В это время возле занавеса, отделяющего камбуз от салона, остановилась стюардесса. Красивая, стройная, она была олицетворением знаменитой фразы Джоан Коллинз: «Нет мужчины, который бы меня не хотел, и нет женщины, которая бы не хотела быть мной». Во всяком случае, Красин прочел по ее лицу именно это утверждение. Демонстрируя белоснежные зубы в приветственной улыбке, она объявила о том, что самолет подлетает к столице Соединенного Королевства. Посадка будет осуществлена в международном аэропорту Хитроу…

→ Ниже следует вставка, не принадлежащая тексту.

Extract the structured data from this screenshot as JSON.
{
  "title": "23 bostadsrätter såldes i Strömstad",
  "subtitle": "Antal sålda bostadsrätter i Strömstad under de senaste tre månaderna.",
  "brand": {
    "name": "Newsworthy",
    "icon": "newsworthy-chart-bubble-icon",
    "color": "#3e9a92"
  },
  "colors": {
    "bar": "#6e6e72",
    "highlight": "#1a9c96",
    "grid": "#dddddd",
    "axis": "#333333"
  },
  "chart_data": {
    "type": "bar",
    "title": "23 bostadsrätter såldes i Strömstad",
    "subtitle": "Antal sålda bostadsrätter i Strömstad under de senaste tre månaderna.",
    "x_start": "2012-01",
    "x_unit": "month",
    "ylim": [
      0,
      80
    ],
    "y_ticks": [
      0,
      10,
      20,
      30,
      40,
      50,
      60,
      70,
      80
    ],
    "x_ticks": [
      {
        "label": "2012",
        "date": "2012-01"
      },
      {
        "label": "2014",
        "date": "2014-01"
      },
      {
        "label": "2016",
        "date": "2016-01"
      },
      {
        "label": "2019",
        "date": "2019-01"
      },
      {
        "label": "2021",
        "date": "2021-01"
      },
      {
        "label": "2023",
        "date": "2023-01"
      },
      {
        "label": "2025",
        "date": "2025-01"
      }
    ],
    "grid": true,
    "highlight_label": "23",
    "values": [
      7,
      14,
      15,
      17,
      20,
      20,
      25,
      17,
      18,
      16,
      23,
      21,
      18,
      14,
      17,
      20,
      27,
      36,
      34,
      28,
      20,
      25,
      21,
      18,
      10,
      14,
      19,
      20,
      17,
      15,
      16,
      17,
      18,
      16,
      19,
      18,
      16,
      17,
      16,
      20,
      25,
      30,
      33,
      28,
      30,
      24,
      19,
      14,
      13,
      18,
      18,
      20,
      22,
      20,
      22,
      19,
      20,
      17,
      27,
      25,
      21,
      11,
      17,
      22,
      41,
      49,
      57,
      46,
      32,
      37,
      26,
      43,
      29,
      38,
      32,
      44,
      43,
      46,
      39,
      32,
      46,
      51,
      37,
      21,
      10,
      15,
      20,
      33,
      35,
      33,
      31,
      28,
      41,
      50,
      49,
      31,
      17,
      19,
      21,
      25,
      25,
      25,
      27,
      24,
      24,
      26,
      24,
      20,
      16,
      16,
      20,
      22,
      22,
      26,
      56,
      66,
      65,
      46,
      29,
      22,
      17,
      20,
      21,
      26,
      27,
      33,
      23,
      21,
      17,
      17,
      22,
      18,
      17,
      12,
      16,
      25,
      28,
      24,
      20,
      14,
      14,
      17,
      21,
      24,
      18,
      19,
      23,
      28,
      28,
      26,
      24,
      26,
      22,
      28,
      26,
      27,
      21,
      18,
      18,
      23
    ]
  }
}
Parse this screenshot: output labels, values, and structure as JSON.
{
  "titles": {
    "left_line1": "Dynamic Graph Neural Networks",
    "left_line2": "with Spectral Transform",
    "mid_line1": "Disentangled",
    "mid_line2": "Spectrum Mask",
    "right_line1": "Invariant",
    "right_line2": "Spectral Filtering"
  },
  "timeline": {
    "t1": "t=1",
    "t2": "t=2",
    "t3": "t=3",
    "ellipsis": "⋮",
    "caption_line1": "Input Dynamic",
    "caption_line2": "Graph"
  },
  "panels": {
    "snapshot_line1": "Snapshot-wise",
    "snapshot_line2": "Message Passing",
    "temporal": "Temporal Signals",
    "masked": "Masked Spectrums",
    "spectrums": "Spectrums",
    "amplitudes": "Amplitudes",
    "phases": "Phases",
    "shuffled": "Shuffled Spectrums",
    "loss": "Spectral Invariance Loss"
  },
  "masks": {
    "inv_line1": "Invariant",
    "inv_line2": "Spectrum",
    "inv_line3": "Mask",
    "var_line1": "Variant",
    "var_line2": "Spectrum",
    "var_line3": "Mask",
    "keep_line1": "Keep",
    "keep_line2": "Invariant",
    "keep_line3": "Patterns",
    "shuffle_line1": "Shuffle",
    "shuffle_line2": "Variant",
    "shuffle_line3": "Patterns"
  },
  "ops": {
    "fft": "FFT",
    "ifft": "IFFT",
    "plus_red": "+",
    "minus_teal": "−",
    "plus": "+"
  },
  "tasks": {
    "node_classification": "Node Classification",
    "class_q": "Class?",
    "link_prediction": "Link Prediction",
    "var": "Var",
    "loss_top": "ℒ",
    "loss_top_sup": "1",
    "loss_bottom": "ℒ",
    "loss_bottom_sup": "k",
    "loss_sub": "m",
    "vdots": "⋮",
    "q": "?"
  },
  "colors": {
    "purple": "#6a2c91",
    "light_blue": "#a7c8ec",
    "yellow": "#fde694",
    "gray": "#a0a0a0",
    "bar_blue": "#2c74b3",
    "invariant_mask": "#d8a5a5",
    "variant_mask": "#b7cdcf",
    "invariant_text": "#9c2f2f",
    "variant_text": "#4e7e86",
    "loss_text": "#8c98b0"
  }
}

– Нас встретят? – спросила Тамира.
– Конечно, – уверенно подтвердил Красин. Он с улыбкой припомнил телефонный разговор с Юлием Хинштейном. «Привет, это Красин Сергей. Ты в Лондоне?» – «В Оксфорде», – с небольшой задержкой ответил Хинштейн. «Это рядом с Лондоном, да?» – «Не больше сотни километров». – «Я прилетаю в Лондон в половине второго. Не мог бы меня встретить, скажем, в два часа?» – «Конечно… Есть результаты? Ты понимаешь, о чем я спрашиваю?» – «Сегодня ты увидишь его». – «Господи…»
2
Руки ювелира задрожали, в уголках глаз от напряжения скопились слезы. Он сто раз видел восстановленное по эскизам изображение «Шаммурамата» в специальных иллюстрированных журналах. Неизвестная фирма, специализирующаяся на трехмерной графике, разместила в Интернете объемное изображение камня. Даже на экране монитора он завораживал, притягивал к себе; если и был инструмент для гипноза, то в первую очередь он, до сей поры прославляющий воинственную царицу Ассирии. Ювелиру показалось, что он первый за много десятилетий смотрит на камень, что ему принадлежит слава возрождения «Шаммурамата». На языке вертелось слово «публичный». Он походил на адвоката при именитом и богатом человеке. При дворе Юлия Хинштейна, коллекционера, ценителя и знатока ювелирного дела, он находился на положении личного ювелира и эксперта, и работы у него было не отнять. И все же он противился тому, что бесценное сокровище в очередной раз скроется в частной коллекции и никто, кроме его владельца, его не увидит.
– Что скажешь?
– У меня нет слов. Ты только представь, что неподалеку отсюда, в королевском дворце, меркнет былая слава «Большой звезды Африки», вправленная в скипетр. И мне, ей-богу, кажется, что, представь мы камень публично, падет британская монархия. И это не громкие слова. Не знаю, почему я чувствую себя вором, укравшим этот камень.
– То есть ты счастлив? – рассмеялся Хинштейн, одетый в рубашку и брюки от костюма.
– Если бы так, если бы так, – дважды повторил ювелир. – Но ты прав – я счастлив, что не только увидел его, но и прикасался к нему.
Хинштейн буквально оттер ювелира от станка – так он называл настольную лупу с подсветкой. «Это он». Уже во второй раз Хинштейн повторился. Он мог поклясться, что почувствовал его подлинность, не видя его, но обшаривая глазами одежду Сергея Красина и мысленно залезая ему в карман. Большая игра, подумалось ему тогда.
Цвет, прозрачность, огранка, количество ступенчатых граней – это слова… записанные на бумаге. Они режут слух. Камень был живой. Только живая материя могла играть цветами, недоступными радуге.
Наконец Хинштейн оторвался от камня и повернулся к Сергею Красину.
– Я не буду спрашивать, сколько ты хочешь за камень. Я бы сам затруднился назвать цену.
– Для меня все имеет цену – время, обещание, дружба, любовь, ненависть. Я не стану утверждать, что камень стоит столько, во сколько я его оценил, но я знаю цену себе, работе, которую я проделал. Я дисконты не принимаю.
– Пятьдесят миллионов, – прозвучал ровный голос Хинштейна.